Navid Sabahi says of Núñez and Jett: “They felt the need to bring a knife to this fight, and crossed a line they shouldn't have crossed.” He says he thinks of Santos' slaying “every single day. Life is not the same. I try to do things to keep myself busy. Obviously it is tough with the trial coming up. It makes things a little harder. It is still very important that justice is served and to show that there is a lot of support, and people haven't forgotten.”
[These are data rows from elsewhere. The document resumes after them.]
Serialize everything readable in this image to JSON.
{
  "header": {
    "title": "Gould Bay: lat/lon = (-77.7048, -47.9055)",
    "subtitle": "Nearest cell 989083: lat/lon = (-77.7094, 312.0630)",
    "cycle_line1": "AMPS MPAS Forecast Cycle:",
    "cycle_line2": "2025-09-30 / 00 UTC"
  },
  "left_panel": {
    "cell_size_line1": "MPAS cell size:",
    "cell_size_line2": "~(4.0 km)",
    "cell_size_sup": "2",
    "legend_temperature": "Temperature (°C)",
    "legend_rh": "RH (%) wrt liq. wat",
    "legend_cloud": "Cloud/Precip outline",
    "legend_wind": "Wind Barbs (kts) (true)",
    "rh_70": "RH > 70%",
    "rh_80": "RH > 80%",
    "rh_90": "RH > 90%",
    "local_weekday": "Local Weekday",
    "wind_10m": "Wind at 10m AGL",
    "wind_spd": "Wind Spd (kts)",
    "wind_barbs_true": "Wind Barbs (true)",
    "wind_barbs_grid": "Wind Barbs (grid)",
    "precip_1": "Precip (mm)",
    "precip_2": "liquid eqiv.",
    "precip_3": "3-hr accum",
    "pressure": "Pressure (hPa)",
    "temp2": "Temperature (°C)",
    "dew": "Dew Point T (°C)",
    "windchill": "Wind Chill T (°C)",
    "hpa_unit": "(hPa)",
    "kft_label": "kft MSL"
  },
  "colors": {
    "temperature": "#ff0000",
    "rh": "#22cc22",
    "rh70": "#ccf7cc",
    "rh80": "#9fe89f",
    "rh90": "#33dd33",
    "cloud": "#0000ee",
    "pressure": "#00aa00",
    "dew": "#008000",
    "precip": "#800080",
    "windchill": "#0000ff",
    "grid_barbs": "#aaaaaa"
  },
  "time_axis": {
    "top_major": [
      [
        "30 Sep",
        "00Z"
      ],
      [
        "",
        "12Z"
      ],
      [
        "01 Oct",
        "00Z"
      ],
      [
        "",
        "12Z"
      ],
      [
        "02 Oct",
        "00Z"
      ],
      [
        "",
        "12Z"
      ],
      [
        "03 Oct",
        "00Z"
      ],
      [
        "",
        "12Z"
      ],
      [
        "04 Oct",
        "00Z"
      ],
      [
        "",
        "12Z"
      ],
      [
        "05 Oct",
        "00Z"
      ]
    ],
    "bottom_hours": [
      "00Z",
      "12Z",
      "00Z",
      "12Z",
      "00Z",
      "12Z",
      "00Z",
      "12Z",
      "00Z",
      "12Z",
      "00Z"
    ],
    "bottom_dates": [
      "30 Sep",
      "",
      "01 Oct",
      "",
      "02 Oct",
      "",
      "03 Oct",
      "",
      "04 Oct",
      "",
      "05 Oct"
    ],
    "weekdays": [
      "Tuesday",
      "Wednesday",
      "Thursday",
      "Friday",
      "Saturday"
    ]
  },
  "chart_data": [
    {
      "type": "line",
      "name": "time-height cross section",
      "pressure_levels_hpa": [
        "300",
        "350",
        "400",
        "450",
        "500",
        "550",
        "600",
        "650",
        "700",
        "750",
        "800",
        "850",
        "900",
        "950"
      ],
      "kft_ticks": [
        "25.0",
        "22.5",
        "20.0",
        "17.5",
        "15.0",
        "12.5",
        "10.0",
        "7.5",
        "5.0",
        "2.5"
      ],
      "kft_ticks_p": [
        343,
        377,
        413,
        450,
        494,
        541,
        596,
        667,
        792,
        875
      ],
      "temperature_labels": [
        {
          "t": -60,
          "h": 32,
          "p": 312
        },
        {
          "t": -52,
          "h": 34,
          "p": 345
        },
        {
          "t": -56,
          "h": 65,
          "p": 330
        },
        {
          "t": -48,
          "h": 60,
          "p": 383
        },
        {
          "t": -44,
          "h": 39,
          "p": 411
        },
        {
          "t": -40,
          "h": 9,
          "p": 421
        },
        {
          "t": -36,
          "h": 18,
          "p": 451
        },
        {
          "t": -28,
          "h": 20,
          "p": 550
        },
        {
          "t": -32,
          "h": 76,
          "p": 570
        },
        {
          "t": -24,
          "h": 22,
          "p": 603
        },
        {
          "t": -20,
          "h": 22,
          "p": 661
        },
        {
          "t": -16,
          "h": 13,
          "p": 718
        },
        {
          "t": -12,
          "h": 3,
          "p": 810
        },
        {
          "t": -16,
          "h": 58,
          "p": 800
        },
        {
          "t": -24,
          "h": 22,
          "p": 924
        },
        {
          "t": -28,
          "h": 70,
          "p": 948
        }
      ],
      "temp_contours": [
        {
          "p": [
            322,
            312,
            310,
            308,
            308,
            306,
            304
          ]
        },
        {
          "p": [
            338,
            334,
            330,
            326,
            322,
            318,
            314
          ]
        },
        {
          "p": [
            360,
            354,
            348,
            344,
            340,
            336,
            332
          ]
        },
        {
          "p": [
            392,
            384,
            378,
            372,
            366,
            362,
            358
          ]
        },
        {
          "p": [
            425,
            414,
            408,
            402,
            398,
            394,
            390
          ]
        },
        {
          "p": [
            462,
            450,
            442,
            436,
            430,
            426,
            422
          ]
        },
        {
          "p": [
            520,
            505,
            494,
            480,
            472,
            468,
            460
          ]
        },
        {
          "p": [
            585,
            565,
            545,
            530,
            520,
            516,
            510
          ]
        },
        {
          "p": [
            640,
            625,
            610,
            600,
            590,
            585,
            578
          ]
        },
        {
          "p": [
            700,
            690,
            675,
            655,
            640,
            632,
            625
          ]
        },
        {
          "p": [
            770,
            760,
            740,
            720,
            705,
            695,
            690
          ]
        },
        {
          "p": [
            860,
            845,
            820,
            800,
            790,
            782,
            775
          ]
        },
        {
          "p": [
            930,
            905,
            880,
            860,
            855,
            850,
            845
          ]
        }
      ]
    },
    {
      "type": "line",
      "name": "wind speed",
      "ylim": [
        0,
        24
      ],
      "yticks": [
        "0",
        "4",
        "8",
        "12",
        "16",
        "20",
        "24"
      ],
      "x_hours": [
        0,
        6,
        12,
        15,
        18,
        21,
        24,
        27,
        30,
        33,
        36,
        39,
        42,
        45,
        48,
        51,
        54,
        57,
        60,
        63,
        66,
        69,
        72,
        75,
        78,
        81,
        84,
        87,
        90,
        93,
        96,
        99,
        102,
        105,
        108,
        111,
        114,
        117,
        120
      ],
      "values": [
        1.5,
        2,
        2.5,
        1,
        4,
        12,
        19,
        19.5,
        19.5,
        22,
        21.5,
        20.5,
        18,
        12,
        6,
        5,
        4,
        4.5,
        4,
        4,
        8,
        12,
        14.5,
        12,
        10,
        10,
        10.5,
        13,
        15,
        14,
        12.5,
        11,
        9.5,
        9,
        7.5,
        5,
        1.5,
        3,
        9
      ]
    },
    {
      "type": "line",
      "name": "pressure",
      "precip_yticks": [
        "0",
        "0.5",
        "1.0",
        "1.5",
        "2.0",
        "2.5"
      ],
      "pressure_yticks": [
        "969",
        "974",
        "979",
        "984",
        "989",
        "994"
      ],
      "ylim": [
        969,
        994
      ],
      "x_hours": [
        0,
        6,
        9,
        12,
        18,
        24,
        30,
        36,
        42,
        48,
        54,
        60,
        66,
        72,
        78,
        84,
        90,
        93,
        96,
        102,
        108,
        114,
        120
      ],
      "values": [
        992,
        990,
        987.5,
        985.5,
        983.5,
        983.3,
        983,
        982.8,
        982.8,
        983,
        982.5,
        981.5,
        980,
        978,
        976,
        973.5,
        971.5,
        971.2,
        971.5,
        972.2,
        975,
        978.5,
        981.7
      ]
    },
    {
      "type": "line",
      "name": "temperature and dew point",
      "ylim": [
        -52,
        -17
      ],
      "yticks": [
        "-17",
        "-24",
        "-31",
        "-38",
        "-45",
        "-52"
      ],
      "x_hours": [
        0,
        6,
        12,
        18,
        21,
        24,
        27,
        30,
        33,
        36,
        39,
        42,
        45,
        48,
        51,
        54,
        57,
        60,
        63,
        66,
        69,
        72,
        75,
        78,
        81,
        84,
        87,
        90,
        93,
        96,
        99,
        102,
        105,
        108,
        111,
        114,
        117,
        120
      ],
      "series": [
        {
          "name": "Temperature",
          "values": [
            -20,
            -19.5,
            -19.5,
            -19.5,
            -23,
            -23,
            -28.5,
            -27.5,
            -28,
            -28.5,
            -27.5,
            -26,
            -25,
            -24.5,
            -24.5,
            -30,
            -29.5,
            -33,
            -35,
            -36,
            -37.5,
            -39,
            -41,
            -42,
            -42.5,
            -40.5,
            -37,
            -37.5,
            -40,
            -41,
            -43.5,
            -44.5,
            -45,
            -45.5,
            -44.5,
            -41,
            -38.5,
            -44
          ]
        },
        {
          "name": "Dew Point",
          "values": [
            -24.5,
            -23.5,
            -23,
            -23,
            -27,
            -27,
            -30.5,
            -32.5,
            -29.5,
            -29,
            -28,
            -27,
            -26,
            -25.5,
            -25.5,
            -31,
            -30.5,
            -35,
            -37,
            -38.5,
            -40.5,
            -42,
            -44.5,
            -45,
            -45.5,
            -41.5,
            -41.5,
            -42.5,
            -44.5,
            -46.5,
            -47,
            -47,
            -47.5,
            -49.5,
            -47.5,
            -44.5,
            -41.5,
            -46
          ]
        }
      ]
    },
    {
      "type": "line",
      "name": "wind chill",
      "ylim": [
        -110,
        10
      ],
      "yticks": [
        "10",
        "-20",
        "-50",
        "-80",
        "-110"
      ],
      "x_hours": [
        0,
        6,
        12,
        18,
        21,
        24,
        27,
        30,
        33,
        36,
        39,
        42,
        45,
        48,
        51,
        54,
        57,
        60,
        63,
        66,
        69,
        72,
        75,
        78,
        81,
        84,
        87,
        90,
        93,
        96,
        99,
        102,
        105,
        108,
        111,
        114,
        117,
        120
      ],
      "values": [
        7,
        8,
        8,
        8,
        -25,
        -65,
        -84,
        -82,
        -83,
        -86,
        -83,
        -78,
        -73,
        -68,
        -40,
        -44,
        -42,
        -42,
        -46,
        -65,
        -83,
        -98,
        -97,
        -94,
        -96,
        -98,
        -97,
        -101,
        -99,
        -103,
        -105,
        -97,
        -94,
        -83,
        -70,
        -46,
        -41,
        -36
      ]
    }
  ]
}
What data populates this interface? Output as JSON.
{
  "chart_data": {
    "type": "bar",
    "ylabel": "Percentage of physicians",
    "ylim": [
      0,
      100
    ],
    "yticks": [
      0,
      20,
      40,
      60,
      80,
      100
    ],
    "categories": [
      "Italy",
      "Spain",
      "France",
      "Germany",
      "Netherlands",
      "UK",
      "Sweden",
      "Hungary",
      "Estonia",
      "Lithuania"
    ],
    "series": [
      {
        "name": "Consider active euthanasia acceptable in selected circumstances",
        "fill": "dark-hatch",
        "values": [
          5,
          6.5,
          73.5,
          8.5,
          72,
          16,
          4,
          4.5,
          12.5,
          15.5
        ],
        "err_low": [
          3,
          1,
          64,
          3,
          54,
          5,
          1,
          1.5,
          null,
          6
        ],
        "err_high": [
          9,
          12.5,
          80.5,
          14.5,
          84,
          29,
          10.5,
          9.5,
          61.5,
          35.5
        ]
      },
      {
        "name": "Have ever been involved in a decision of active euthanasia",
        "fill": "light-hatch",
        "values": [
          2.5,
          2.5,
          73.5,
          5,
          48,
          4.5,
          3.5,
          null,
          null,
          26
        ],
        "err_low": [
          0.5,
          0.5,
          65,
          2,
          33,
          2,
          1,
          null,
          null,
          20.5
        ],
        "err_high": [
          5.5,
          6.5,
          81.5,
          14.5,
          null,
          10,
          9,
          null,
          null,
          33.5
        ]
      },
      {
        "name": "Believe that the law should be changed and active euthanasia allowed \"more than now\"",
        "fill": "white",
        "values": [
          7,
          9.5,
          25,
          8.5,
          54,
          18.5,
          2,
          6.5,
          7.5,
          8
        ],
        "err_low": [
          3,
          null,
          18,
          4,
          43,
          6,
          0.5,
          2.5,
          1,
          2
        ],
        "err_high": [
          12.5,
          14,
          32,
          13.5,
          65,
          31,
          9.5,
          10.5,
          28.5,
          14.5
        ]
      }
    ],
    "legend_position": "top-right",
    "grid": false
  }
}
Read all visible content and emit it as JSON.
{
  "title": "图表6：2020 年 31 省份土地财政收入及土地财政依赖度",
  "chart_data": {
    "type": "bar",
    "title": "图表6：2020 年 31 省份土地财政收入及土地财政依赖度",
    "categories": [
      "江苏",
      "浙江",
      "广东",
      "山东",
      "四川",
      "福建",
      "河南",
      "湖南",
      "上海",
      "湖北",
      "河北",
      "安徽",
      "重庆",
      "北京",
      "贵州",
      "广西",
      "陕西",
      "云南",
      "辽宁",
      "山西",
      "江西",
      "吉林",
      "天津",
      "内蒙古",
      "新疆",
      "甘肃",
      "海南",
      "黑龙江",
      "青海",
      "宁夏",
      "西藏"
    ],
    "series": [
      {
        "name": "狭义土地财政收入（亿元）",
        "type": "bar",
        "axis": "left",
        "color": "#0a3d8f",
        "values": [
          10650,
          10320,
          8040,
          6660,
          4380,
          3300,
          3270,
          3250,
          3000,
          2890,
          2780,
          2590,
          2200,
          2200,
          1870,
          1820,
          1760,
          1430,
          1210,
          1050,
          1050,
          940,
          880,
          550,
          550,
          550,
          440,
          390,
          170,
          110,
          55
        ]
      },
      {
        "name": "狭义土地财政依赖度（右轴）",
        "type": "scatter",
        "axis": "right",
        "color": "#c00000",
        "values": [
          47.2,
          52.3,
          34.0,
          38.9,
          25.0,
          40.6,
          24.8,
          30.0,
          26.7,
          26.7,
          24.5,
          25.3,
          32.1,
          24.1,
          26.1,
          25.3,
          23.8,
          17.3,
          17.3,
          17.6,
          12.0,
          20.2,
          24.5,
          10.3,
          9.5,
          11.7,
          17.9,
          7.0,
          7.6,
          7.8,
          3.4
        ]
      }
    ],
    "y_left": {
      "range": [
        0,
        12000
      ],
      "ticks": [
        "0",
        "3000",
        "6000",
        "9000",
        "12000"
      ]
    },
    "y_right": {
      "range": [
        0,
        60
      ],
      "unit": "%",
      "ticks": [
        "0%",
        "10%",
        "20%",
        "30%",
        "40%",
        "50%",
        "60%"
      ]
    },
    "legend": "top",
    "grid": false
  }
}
Fred Santos, whose wife prefers not to talk about their loss, says he does not believe time can heal their wounds. “We will always wonder what it would be like if he had a wedding,” he says of their only son, “and what his children would look like. We will never find out those kinds of things. When we see people having their wedding, or young parents with their children, it reminds us of our son — and what could have been.”

Yet, the parents of Lu Santos do not relish what comes next, if justice is served, as they hope. For them, that's an especially empty kind of hope. “How will we feel if they are found not guilty, or guilty of a lesser charge, or guilty of murder?” Fred Santos asks. “To me, there is no good outcome — no matter what.”